Onderwerp: Bezoek-historie

RSJ R-19/3833/GA, 8 juni 2020, beroep
Uitspraakdatum:08-06-2020

Dit onderwerp bevat de volgende rubrieken.

Nummer          R-19/3833/GA                                    

Betreft [klager]            Datum 8 juni 2020

Uitspraak van de beroepscommissie van de RSJ op het beroep van [klager] (hierna: klager)

1. De procedure

Klager heeft beklag ingesteld tegen:

a.         het te lang verblijven in het arrestantenregime (GO 2019/189) en

b.         het verstrekken van onjuiste informatie door de casemanager (GO 2019/190).

De beklagcommissie bij de Penitentiaire Inrichting (PI) Grave heeft op 18 april 2019 de klachten ongegrond verklaard. De uitspraak van de beklagcommissie is bijgevoegd.

Klagers raadsvrouw, mr. M.W. Bouwman, heeft namens klager beroep ingesteld tegen deze uitspraak.

De beroepscommissie heeft klager, zijn raadsvrouw en de directeur van de PI Grave (hierna: de directeur) in de gelegenheid gesteld hun standpunten schriftelijk (nader) toe te lichten.

2. De standpunten in beroep

Standpunt van klager

Klager heeft te lang in het arrestantenregime te PI Grave verbleven wegens capaciteitsgebrek. Hij kon niet eerder doorstromen. Aan klager is echter bij aanvang toegezegd dat dit een bepaald aantal dagen zou duren, maar dit aantal dagen is overschreden. 

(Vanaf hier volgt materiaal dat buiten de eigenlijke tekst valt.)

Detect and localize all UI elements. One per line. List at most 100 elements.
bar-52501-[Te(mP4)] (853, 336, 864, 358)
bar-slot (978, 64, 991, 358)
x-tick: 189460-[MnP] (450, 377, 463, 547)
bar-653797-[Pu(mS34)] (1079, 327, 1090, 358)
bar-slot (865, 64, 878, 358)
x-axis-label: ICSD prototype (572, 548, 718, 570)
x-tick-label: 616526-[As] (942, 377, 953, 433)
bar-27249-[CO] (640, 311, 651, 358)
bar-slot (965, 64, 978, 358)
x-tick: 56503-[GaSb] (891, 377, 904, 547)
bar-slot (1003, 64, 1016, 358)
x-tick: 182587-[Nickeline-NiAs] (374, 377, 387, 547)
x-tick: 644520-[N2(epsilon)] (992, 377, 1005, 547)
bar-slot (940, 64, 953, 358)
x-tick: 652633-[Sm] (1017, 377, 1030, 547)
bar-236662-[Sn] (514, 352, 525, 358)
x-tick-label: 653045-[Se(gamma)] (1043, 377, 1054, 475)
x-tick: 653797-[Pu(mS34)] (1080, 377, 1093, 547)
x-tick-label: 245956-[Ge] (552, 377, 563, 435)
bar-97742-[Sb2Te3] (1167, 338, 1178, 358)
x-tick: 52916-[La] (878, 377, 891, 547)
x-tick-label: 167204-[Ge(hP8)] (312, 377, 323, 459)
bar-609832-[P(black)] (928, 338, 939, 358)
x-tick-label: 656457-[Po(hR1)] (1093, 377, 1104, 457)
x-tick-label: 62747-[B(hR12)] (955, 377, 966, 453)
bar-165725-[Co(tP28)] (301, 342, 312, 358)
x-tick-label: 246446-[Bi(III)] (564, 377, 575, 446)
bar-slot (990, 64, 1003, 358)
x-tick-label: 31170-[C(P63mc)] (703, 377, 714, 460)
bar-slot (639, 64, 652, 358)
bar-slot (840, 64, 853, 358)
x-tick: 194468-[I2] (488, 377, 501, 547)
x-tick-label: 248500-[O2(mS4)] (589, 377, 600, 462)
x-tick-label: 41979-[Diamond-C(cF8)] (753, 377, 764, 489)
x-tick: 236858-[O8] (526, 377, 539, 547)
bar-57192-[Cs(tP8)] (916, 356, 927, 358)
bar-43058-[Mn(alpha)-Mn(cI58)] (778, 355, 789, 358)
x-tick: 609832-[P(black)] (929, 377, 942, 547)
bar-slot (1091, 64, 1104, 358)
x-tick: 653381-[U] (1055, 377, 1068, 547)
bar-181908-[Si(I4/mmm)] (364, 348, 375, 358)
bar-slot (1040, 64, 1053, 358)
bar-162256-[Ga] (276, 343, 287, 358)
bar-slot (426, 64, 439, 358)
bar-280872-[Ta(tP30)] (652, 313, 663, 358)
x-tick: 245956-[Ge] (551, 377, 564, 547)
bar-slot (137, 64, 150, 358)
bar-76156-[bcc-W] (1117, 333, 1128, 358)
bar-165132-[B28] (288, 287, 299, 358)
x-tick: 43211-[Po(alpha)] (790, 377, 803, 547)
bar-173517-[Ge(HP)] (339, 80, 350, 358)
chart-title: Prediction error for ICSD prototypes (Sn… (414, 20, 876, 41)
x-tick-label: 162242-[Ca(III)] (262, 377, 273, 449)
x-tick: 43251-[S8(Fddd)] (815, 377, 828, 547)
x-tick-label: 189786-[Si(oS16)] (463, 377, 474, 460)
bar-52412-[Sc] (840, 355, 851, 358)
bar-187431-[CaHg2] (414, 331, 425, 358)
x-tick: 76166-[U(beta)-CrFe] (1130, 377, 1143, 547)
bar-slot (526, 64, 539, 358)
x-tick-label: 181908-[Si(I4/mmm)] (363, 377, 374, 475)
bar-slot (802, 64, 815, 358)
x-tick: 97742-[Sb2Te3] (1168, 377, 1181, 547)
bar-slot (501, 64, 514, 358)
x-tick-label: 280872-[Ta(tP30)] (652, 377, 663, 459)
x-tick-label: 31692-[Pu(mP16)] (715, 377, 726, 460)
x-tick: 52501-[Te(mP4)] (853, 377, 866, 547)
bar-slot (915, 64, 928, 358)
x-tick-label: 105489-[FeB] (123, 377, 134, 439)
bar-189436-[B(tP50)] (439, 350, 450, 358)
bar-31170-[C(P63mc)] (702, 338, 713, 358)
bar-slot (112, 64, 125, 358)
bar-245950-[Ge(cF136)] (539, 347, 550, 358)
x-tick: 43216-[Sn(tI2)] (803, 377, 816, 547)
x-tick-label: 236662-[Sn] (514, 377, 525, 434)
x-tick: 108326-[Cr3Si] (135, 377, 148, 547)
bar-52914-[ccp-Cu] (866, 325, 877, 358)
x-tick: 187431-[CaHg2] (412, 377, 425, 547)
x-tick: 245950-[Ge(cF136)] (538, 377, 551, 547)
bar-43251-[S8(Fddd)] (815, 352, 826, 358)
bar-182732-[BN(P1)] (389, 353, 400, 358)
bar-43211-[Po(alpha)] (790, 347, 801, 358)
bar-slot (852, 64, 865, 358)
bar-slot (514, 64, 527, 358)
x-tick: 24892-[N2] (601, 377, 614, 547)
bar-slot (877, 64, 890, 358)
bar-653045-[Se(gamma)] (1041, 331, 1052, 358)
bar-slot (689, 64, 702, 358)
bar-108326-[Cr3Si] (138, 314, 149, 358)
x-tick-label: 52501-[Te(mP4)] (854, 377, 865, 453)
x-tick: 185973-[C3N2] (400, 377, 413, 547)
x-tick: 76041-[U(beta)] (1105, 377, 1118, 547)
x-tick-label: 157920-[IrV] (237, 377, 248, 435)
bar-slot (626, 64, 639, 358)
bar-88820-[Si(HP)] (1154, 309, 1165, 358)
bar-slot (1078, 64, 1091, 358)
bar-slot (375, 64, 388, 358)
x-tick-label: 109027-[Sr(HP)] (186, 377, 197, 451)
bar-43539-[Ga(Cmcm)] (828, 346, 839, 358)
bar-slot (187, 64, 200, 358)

Standpunt van de directeur

De directeur persisteert bij zijn schriftelijke verweer op het beklag.

3. De beoordeling

Beklag a.

Gelet op de onderlinge samenhang tussen onderhavige klachten, begrijpt de beroepscommissie de klacht als gericht tegen de (gestelde) omstandigheid dat klagers casemanager nalatig heeft gehandeld waardoor klager te lang in het arrestantenregime heeft verbleven. Uit de schriftelijke inlichtingen van de directeur volgt dat klager op 16 januari 2019 is geplaatst in het arrestantenregime in PI Grave. De maximale termijn van acht weken verliep op 13 maart 2019. Op 7 maart 2019 is het selectieadvies van klager door de casemanager verzonden aan de selectiefunctionaris, nog voordat klager in het Multidisciplinair overleg werd besproken, omdat klager per abuis op 12 maart 2019 stond gepland voor bespreking en men niet wilde wachten met het selectieadvies. De directeur heeft een zorgplicht om de arrestant die is geplaatst in het arrestantenregime binnen de wettelijke termijn van acht weken ter selectie aan te bieden. Uit het voorgaande blijkt dat het selectieadvies tijdig is aangeboden. Daarmee heeft de directeur aan zijn zorgplicht voldaan. Dat de selectiefunctionaris pas op 25 maart 2019 een beslissing heeft genomen en klager vervolgens niet is overgeplaatst omdat er geen plaats was in PI Lelystad, is niet aan het handelen van de directeur te wijten. In zoverre kan hetgeen in beroep is aangevoerd naar het oordeel van de beroepscommissie niet tot een andere beslissing leiden dan die van de beklagcommissie en is het beroep ongegrond.   

Beklag b.

Ten aanzien van beklagonderdeel b komt de beroepscommissie niet tot een andere beslissing  dan die van de beklagcommissie. Het beroep zal daarom in zoverre ongegrond worden verklaard.

4. De uitspraak

De beroepscommissie verklaart het beroep inzake beklag a en b ongegrond en bevestigt de uitspraak van de beklagcommissie.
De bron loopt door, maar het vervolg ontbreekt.